The Chiffon Trenches

The Chiffon Trenches
Author :
Publisher : Ballantine Books
Total Pages : 304
Release :
ISBN-10 : 9780593129265
ISBN-13 : 0593129261
Rating : 4/5 (65 Downloads)

Synopsis The Chiffon Trenches by : André Leon Talley

NEW YORK TIMES BESTSELLER • From the pages of Vogue to the runways of Paris, this “captivating” (Time) memoir by a legendary style icon captures the fashion world from the inside out, in its most glamorous and most cutthroat moments. “The Chiffon Trenches honestly and candidly captures fifty sublime years of fashion.”—Manolo Blahnik NAMED ONE OF THE BEST BOOKS OF THE YEAR BY NPR • Fortune • Garden & Gun • New York Post During André Leon Talley’s first magazine job, alongside Andy Warhol at Interview, a fateful meeting with Karl Lagerfeld began a decades-long friendship with the enigmatic, often caustic designer. Propelled into the upper echelons by his knowledge and adoration of fashion, André moved to Paris as bureau chief of John Fairchild’s Women’s Wear Daily, befriending fashion's most important designers (Halston, Yves Saint Laurent, Oscar de la Renta).

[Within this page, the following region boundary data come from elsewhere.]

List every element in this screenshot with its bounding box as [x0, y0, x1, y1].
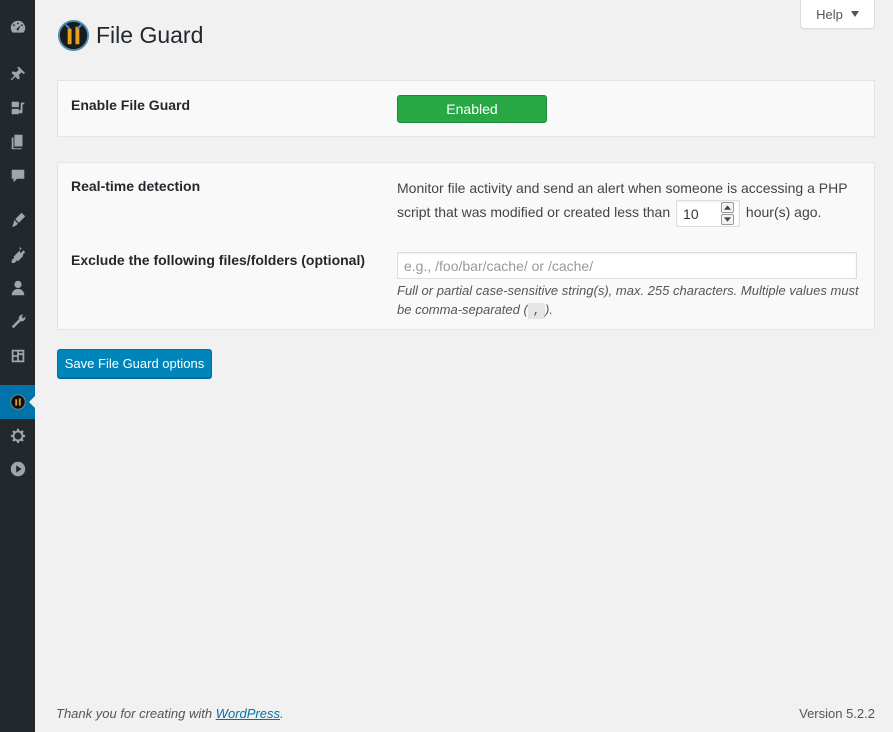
help-tab[interactable]: Help [800, 0, 875, 29]
plugins-icon[interactable] [0, 237, 35, 271]
stepper-down-icon[interactable] [721, 214, 735, 225]
plugin-extra-icon[interactable] [0, 339, 35, 373]
page-title: File Guard [96, 21, 204, 48]
users-icon[interactable] [0, 271, 35, 305]
media-play-icon[interactable] [0, 452, 35, 486]
enable-panel: Enable File Guard Enabled [57, 80, 875, 137]
dashboard-icon[interactable] [0, 10, 35, 44]
realtime-desc-suffix: hour(s) ago. [745, 204, 822, 221]
file-guard-logo-icon [57, 19, 90, 52]
tools-icon[interactable] [0, 305, 35, 339]
comments-icon[interactable] [0, 159, 35, 193]
appearance-icon[interactable] [0, 203, 35, 237]
file-guard-icon[interactable] [0, 385, 35, 419]
pin-icon[interactable] [0, 57, 35, 91]
comma-code: , [527, 303, 545, 319]
media-icon[interactable] [0, 91, 35, 125]
pages-icon[interactable] [0, 125, 35, 159]
hours-input[interactable] [677, 201, 720, 226]
exclude-hint: Full or partial case-sensitive string(s)… [397, 281, 867, 321]
save-button[interactable]: Save File Guard options [57, 349, 212, 378]
footer-thanks-end: . [280, 706, 284, 721]
wordpress-link[interactable]: WordPress [216, 706, 280, 721]
enable-toggle-button[interactable]: Enabled [397, 95, 547, 123]
realtime-description: Monitor file activity and send an alert … [397, 176, 857, 227]
stepper-up-icon[interactable] [721, 202, 735, 213]
exclude-hint-text: Full or partial case-sensitive string(s)… [397, 283, 859, 317]
help-label: Help [816, 6, 843, 22]
realtime-label: Real-time detection [71, 178, 201, 194]
enable-label: Enable File Guard [71, 97, 191, 113]
exclude-input[interactable] [397, 252, 857, 279]
page-header: File Guard [57, 17, 203, 53]
footer-thanks-text: Thank you for creating with [56, 706, 216, 721]
admin-sidebar [0, 0, 35, 732]
footer-thanks: Thank you for creating with WordPress. [56, 706, 284, 721]
caret-down-icon [850, 11, 859, 17]
stepper-controls[interactable] [721, 202, 735, 225]
settings-panel: Real-time detection Monitor file activit… [57, 162, 875, 330]
settings-icon[interactable] [0, 419, 35, 453]
footer-version: Version 5.2.2 [799, 706, 875, 721]
exclude-hint-end: ). [544, 302, 553, 317]
hours-stepper[interactable] [676, 200, 741, 227]
exclude-label: Exclude the following files/folders (opt… [71, 252, 366, 268]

But as André made friends, he also made enemies. A racially tinged encounter with a member of the house of Yves Saint Laurent sent him back to New York and into the offices of Vogue under Grace Mirabella. There, he eventually became creative director, developing an unlikely but intimate friendship with Anna Wintour. As she rose to the top of Vogue’s masthead, André also ascended, and soon became the most influential man in fashion. The Chiffon Trenches offers a candid look at the who’s who of the last fifty years of fashion. At once ruthless and empathetic, this engaging memoir tells with raw honesty the story of how André not only survived the brutal style landscape but thrived—despite racism, illicit rumors, and all the other challenges of this notoriously cutthroat industry—to become one of the most renowned voices and faces in fashion. Woven throughout the book are also André’s own personal struggles that impacted him over the decades, along with intimate stories of those he turned to for inspiration (Diana Vreeland, Diane von Fürstenberg, Lee Radziwill, to name a few), and of course his Southern roots and faith, which guided him since childhood. The result is a highly compelling read that captures the essence of a world few of us will ever have real access to, but one that we all want to know oh so much more about.